SMLF : Bien entendu. Ce type de crise sociale est en fait récurrent dans l’histoire politique et sociale de l’ensemble des collectivités territoriales de l’outre-mer français. Ces crises qui reviennent donc périodiquement sont provoquées par le fossé qui s’est creusé entre les espoirs de changements économiques et sociaux, suscités par les promesses de la loi de départementalisation du 19 mars 1946, et les réalités de la vie des hommes et des femmes, qui attendent de l’application de cette loi un alignement sur le niveau de vie de la France.

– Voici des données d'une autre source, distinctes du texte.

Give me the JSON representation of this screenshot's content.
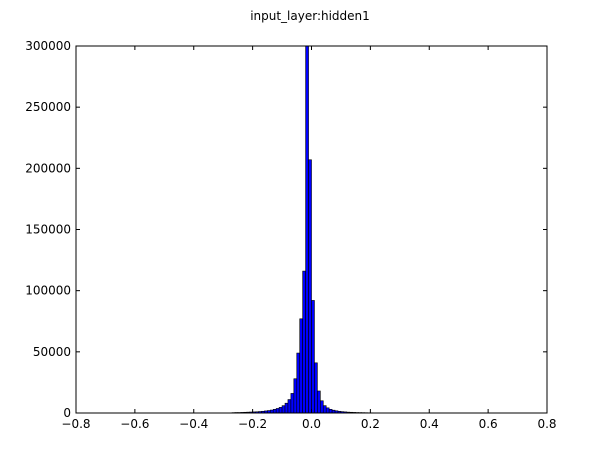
{
  "chart_data": {
    "type": "bar",
    "title": "input_layer:hidden1",
    "xlabel": "",
    "ylabel": "",
    "xlim": [
      -0.8,
      0.8
    ],
    "ylim": [
      0,
      300000
    ],
    "xticks": [
      -0.8,
      -0.6,
      -0.4,
      -0.2,
      0.0,
      0.2,
      0.4,
      0.6,
      0.8
    ],
    "xtick_labels": [
      "−0.8",
      "−0.6",
      "−0.4",
      "−0.2",
      "0.0",
      "0.2",
      "0.4",
      "0.6",
      "0.8"
    ],
    "yticks": [
      0,
      50000,
      100000,
      150000,
      200000,
      250000,
      300000
    ],
    "ytick_labels": [
      "0",
      "50000",
      "100000",
      "150000",
      "200000",
      "250000",
      "300000"
    ],
    "grid": false,
    "bar_color": "#0000ff",
    "edge_color": "#000000",
    "bin_width": 0.01,
    "bins": [
      {
        "x": -0.265,
        "count": 300
      },
      {
        "x": -0.255,
        "count": 400
      },
      {
        "x": -0.245,
        "count": 400
      },
      {
        "x": -0.235,
        "count": 500
      },
      {
        "x": -0.225,
        "count": 600
      },
      {
        "x": -0.215,
        "count": 700
      },
      {
        "x": -0.205,
        "count": 800
      },
      {
        "x": -0.195,
        "count": 900
      },
      {
        "x": -0.185,
        "count": 1000
      },
      {
        "x": -0.175,
        "count": 1200
      },
      {
        "x": -0.165,
        "count": 1400
      },
      {
        "x": -0.155,
        "count": 1700
      },
      {
        "x": -0.145,
        "count": 2000
      },
      {
        "x": -0.135,
        "count": 2400
      },
      {
        "x": -0.125,
        "count": 3000
      },
      {
        "x": -0.115,
        "count": 3700
      },
      {
        "x": -0.105,
        "count": 4600
      },
      {
        "x": -0.095,
        "count": 6000
      },
      {
        "x": -0.085,
        "count": 8000
      },
      {
        "x": -0.075,
        "count": 11000
      },
      {
        "x": -0.065,
        "count": 16000
      },
      {
        "x": -0.055,
        "count": 28000
      },
      {
        "x": -0.045,
        "count": 49000
      },
      {
        "x": -0.035,
        "count": 77000
      },
      {
        "x": -0.025,
        "count": 116000
      },
      {
        "x": -0.015,
        "count": 300000
      },
      {
        "x": -0.005,
        "count": 207000
      },
      {
        "x": 0.005,
        "count": 92000
      },
      {
        "x": 0.015,
        "count": 41000
      },
      {
        "x": 0.025,
        "count": 18000
      },
      {
        "x": 0.035,
        "count": 10000
      },
      {
        "x": 0.045,
        "count": 6000
      },
      {
        "x": 0.055,
        "count": 4200
      },
      {
        "x": 0.065,
        "count": 3000
      },
      {
        "x": 0.075,
        "count": 2300
      },
      {
        "x": 0.085,
        "count": 1800
      },
      {
        "x": 0.095,
        "count": 1400
      },
      {
        "x": 0.105,
        "count": 1100
      },
      {
        "x": 0.115,
        "count": 900
      },
      {
        "x": 0.125,
        "count": 700
      },
      {
        "x": 0.135,
        "count": 600
      },
      {
        "x": 0.145,
        "count": 500
      },
      {
        "x": 0.155,
        "count": 400
      },
      {
        "x": 0.165,
        "count": 350
      },
      {
        "x": 0.175,
        "count": 300
      },
      {
        "x": 0.185,
        "count": 250
      },
      {
        "x": 0.195,
        "count": 200
      },
      {
        "x": 0.205,
        "count": 180
      },
      {
        "x": 0.215,
        "count": 150
      }
    ]
  }
}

Or le niveau de vie des Guyanais est loin de s’apparenter à celui des régions de France, dont les aménagements et les activités demeurent la référence dans l’imaginaire du plus grand nombre ».
MCT : - Comment avez-vous effectué vos recherches ? Quels sont les documents qui vous ont inspiré ?
SMLF : L’ouvrage étant une synthèse, les informations qui s’y trouvent viennent de travaux de chercheurs en sciences humaines et sociales, dont les nôtres (les miens et ceux d’Apollinaire Anakesa), complétés par des sources plus particulièrement consultées pour la réalisation de cet ouvrage : des sources provenant de fonds d’archives que l’on trouve en Guyane, en France, au Brésil ou ailleurs, des documents produits par les administrations, les entreprises et les personnes privées, la presse…
MCT :-Et aujourd’hui, pensez-vous que les Accords de Guyane et le plan d’urgence vont tout régler ? Quelle est selon vous, au regard de l’histoire, votre analyse de l’évolution de la société guyanaise dans vingt ans ?
SMLF : Les politiques publiques engagées à la suite du mouvement de mars-avril 2017 amélioreront les conditions de vie des Guyanais dans des secteurs comme celui de l’éducation, de la santé et partiellement dans celui des infrastructures de communication. Mais les problèmes économiques et sociaux de la Guyane sont si anciens et si complexes, qu’il ne sera pas possible de « tout régler » rapidement. Il est très difficile de passer d’une économie de transfert (dépenses publiques de fonctionnement, d’investissement ; protection sociale) à une situation où la production jouera un rôle majeur dans la vie économique de la Guyane. C’est pourtant à cette exaltante tâche que nous devons tous nous atteler.